29 October 2014
Venue: David Sizer Lecture Theatre, Bancroft Building, Mile End Campus, Queen Mary University of London
Discussant: Prof Dany Nobus (Brunel University)
Chair: Lasse Thomassen (QMUL)
The ongoing economic crisis in Europe and beyond is usually discussed in more or less technocratic ways. Instead of illuminating what is at stake in it, such a narrow approach rather obscures understanding and limits the scope of meaningful intervention. A psychosocial approach, on the contrary, may be able to contribute to a more reflexive exploration of both the discursive and affective implications of the crisis; of how subjectivity and collective identification are re-shaped and manipulated in Debt Society.
It can also illuminate the technologies of domination utilized in the management of the crisis: do they signify a deepening of the post-democratic mutation of democratic institutions?
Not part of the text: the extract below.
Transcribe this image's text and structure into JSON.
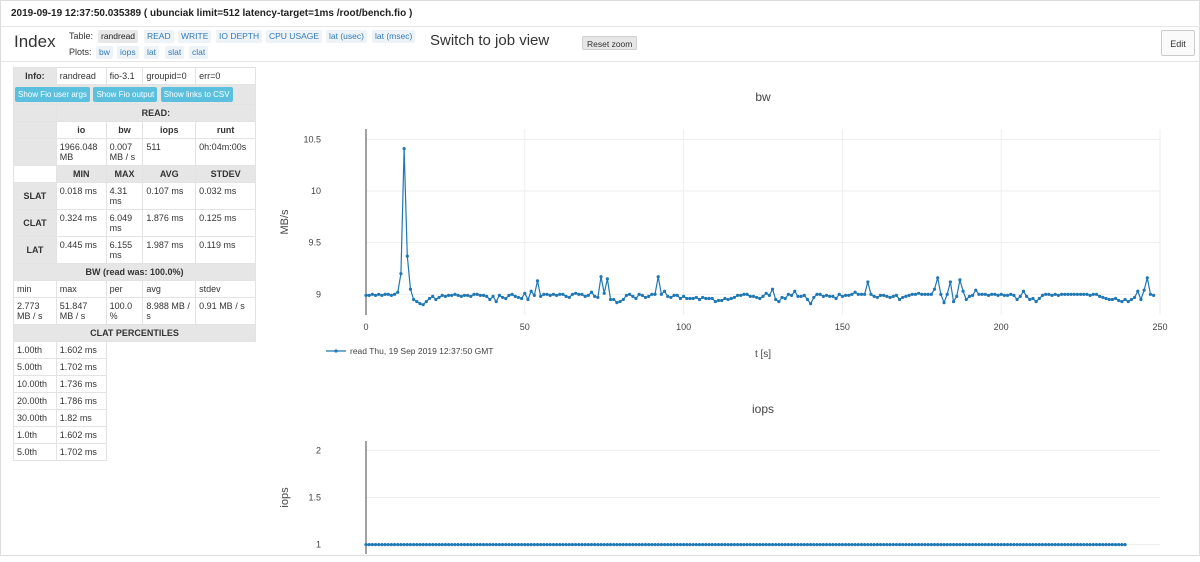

Are they indicative of a shift from a hegemonic to a post-hegemonic universe in which power acquires a predominantly biopolitical function?
The current political management of the debt crisis seems to involve a continuous dialectic between subjectivity and the social bond mediated by a cruel superego that slowly creates a new Europe. This new Europe is torn between a despotic, oligarchic trend emanating from the centre and pushing forward an unprecedented austerity avalanche, on the one hand, and peripheral resistances that often flirt with national(ist) withdrawal or extreme right-wing and even neo-Nazi acting-outs.
Focusing on the experience of the European South can undoubtedly help us register the ensuing explosive choreography and assess the prospects for European democracy.